ORC file and Sequence file reading same data for a query with where clause?

ORC file and Sequence file reading same data for a query with where clause?

New Contributor
I have a table A with a column age (string) in it. (table size is 74GB, Hive 0.13)

Now I created a table B with same data as of A, but in ORC file format and also included sort by age while creating B.

 

Now when I run the query:

select count(id) from X where age=25;

 

The data read from B table is same as size of B (I expected predicate pushdown) and also the time taken in A is almost equal to B.

Theoretically, because of predicate pushdown in ORC, a lot of data must have been skipped thus saving a lot of time. I suspect the indexes created in orc file are not getting read. I have tried almost everything. But nothing works. Please help with this.

5 REPLIES 5

Re: ORC file and Sequence file reading same data for a query with where clause?

Champion

is table stats being collected in the table b ? 

what was the file fomart being used in table a  ? 

do you have any compression ? 

what are you looking for throughput or lantenacy ? 

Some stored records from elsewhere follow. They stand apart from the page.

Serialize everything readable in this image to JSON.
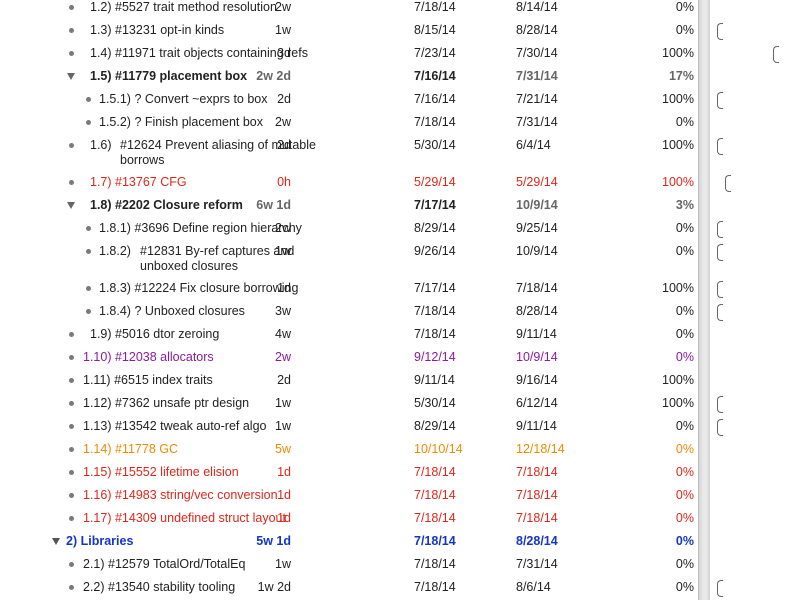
{
  "outline": {
    "rows": [
      {
        "num": "1.2)",
        "title": "#5527 trait method resolution",
        "duration": "2w",
        "start": "7/18/14",
        "end": "8/14/14",
        "percent": "0%"
      },
      {
        "num": "1.3)",
        "title": "#13231 opt-in kinds",
        "duration": "1w",
        "start": "8/15/14",
        "end": "8/28/14",
        "percent": "0%"
      },
      {
        "num": "1.4)",
        "title": "#11971 trait objects containing refs",
        "duration": "3d",
        "start": "7/23/14",
        "end": "7/30/14",
        "percent": "100%"
      },
      {
        "num": "1.5)",
        "title": "#11779 placement box",
        "duration": "2w 2d",
        "start": "7/16/14",
        "end": "7/31/14",
        "percent": "17%"
      },
      {
        "num": "1.5.1)",
        "title": "? Convert ~exprs to box",
        "duration": "2d",
        "start": "7/16/14",
        "end": "7/21/14",
        "percent": "100%"
      },
      {
        "num": "1.5.2)",
        "title": "? Finish placement box",
        "duration": "2w",
        "start": "7/18/14",
        "end": "7/31/14",
        "percent": "0%"
      },
      {
        "num": "1.6)",
        "title": "#12624 Prevent aliasing of mutable borrows",
        "duration": "2d",
        "start": "5/30/14",
        "end": "6/4/14",
        "percent": "100%"
      },
      {
        "num": "1.7)",
        "title": "#13767 CFG",
        "duration": "0h",
        "start": "5/29/14",
        "end": "5/29/14",
        "percent": "100%"
      },
      {
        "num": "1.8)",
        "title": "#2202 Closure reform",
        "duration": "6w 1d",
        "start": "7/17/14",
        "end": "10/9/14",
        "percent": "3%"
      },
      {
        "num": "1.8.1)",
        "title": "#3696 Define region hierarchy",
        "duration": "2w",
        "start": "8/29/14",
        "end": "9/25/14",
        "percent": "0%"
      },
      {
        "num": "1.8.2)",
        "title": "#12831 By-ref captures and unboxed closures",
        "duration": "1w",
        "start": "9/26/14",
        "end": "10/9/14",
        "percent": "0%"
      },
      {
        "num": "1.8.3)",
        "title": "#12224 Fix closure borrowing",
        "duration": "1d",
        "start": "7/17/14",
        "end": "7/18/14",
        "percent": "100%"
      },
      {
        "num": "1.8.4)",
        "title": "? Unboxed closures",
        "duration": "3w",
        "start": "7/18/14",
        "end": "8/28/14",
        "percent": "0%"
      },
      {
        "num": "1.9)",
        "title": "#5016 dtor zeroing",
        "duration": "4w",
        "start": "7/18/14",
        "end": "9/11/14",
        "percent": "0%"
      },
      {
        "num": "1.10)",
        "title": "#12038 allocators",
        "duration": "2w",
        "start": "9/12/14",
        "end": "10/9/14",
        "percent": "0%"
      },
      {
        "num": "1.11)",
        "title": "#6515 index traits",
        "duration": "2d",
        "start": "9/11/14",
        "end": "9/16/14",
        "percent": "100%"
      },
      {
        "num": "1.12)",
        "title": "#7362 unsafe ptr design",
        "duration": "1w",
        "start": "5/30/14",
        "end": "6/12/14",
        "percent": "100%"
      },
      {
        "num": "1.13)",
        "title": "#13542 tweak auto-ref algo",
        "duration": "1w",
        "start": "8/29/14",
        "end": "9/11/14",
        "percent": "0%"
      },
      {
        "num": "1.14)",
        "title": "#11778 GC",
        "duration": "5w",
        "start": "10/10/14",
        "end": "12/18/14",
        "percent": "0%"
      },
      {
        "num": "1.15)",
        "title": "#15552 lifetime elision",
        "duration": "1d",
        "start": "7/18/14",
        "end": "7/18/14",
        "percent": "0%"
      },
      {
        "num": "1.16)",
        "title": "#14983 string/vec conversion",
        "duration": "1d",
        "start": "7/18/14",
        "end": "7/18/14",
        "percent": "0%"
      },
      {
        "num": "1.17)",
        "title": "#14309 undefined struct layout",
        "duration": "1d",
        "start": "7/18/14",
        "end": "7/18/14",
        "percent": "0%"
      },
      {
        "num": "2)",
        "title": "Libraries",
        "duration": "5w 1d",
        "start": "7/18/14",
        "end": "8/28/14",
        "percent": "0%"
      },
      {
        "num": "2.1)",
        "title": "#12579 TotalOrd/TotalEq",
        "duration": "1w",
        "start": "7/18/14",
        "end": "7/31/14",
        "percent": "0%"
      },
      {
        "num": "2.2)",
        "title": "#13540 stability tooling",
        "duration": "1w 2d",
        "start": "7/18/14",
        "end": "8/6/14",
        "percent": "0%"
      }
    ]
  },
  "icons": {
    "bullet": "bullet-dot-icon",
    "disclosure": "disclosure-triangle-expanded-icon",
    "gantt_marker": "gantt-bracket-icon"
  },
  "colors": {
    "overdue_red": "#e0261a",
    "purple": "#8b1a9e",
    "orange": "#f08a00",
    "group_blue": "#1436c8",
    "summary_grey": "#666666"
  }
}
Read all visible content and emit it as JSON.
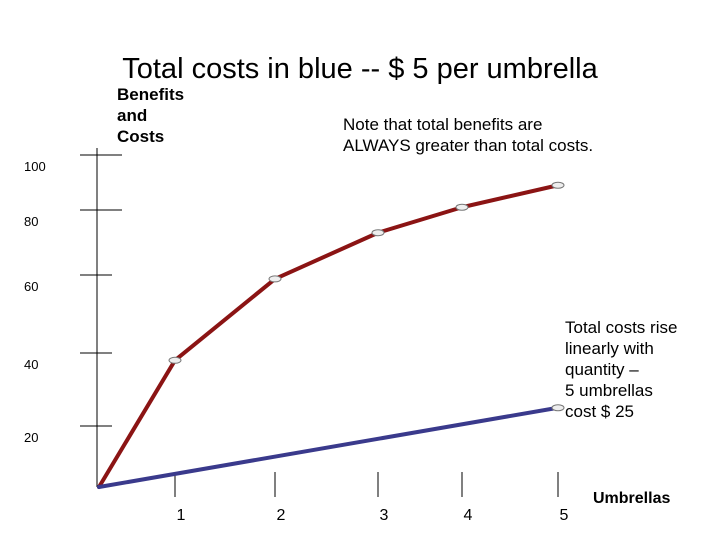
{
  "chart_data": {
    "type": "line",
    "title": "Total costs in blue -- $ 5 per umbrella",
    "ylabel": [
      "Benefits",
      "and",
      "Costs"
    ],
    "xlabel": "Umbrellas",
    "xlim": [
      0,
      5
    ],
    "ylim": [
      0,
      100
    ],
    "x_ticks": [
      1,
      2,
      3,
      4,
      5
    ],
    "y_ticks": [
      20,
      40,
      60,
      80,
      100
    ],
    "series": [
      {
        "name": "Total benefits",
        "color": "#8b1414",
        "x": [
          0,
          1,
          2,
          3,
          4,
          5
        ],
        "values": [
          0,
          38,
          59,
          73,
          81,
          89
        ]
      },
      {
        "name": "Total costs",
        "color": "#3a3a8c",
        "x": [
          0,
          5
        ],
        "values": [
          0,
          25
        ]
      }
    ],
    "annotations": {
      "note_top": [
        "Note that total benefits are",
        "ALWAYS greater than total costs."
      ],
      "note_right": [
        "Total costs rise",
        "linearly with",
        "quantity –",
        "5 umbrellas",
        "cost $ 25"
      ]
    }
  }
}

Re: ORC file and Sequence file reading same data for a query with where clause?

New Contributor

@csguna

Yes I have tried

SET hive.compute.query.using.stats=true;

SET hive.stats.fetch.column.stats=true;

Can you tell me which stats are these?

 

Table A was in sequence file format.

Yes by default ZLIB in enabled in B and snappy in A.

I am looking for latency.

Re: ORC file and Sequence file reading same data for a query with where clause?

Champion

Impala COMPUTE STATS statement  gathers both table and column statistics. 

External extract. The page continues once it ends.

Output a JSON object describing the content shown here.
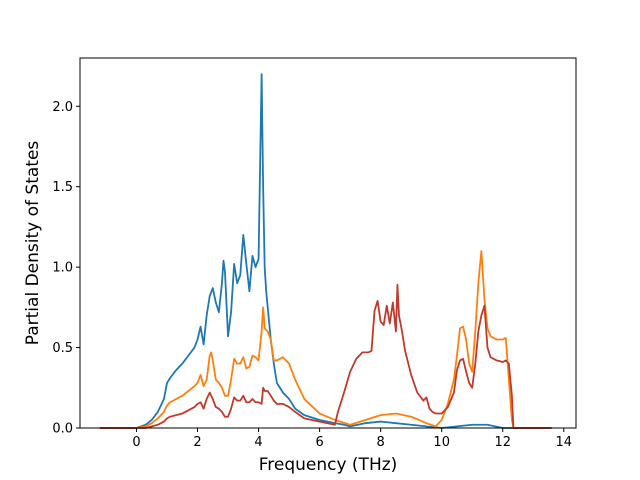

that will help us in query optimization. 

if it is a partioned table consider using COMPUTE INCREMENTAL STATS.

Would you consider switiching to  parquet format it will work nice with large sets of data as it is also a coloumnar storage layout. 

 

is your table is partioned or bucketed ? 

 

hive.cbo.enable property - is it enabled  ? 

 

 

 

 

 

Re: ORC file and Sequence file reading same data for a query with where clause?

New Contributor

Actually not Impala but I run Hive 0.13.

My table is partitioned on date basis.

In Hive 0.13, I didn't found any CBO property.

Re: ORC file and Sequence file reading same data for a query with where clause?

Champion

I would suggest you to tweak the  stripe.size , index.stride based on the size of your ORC file . 

Let  me know if that helps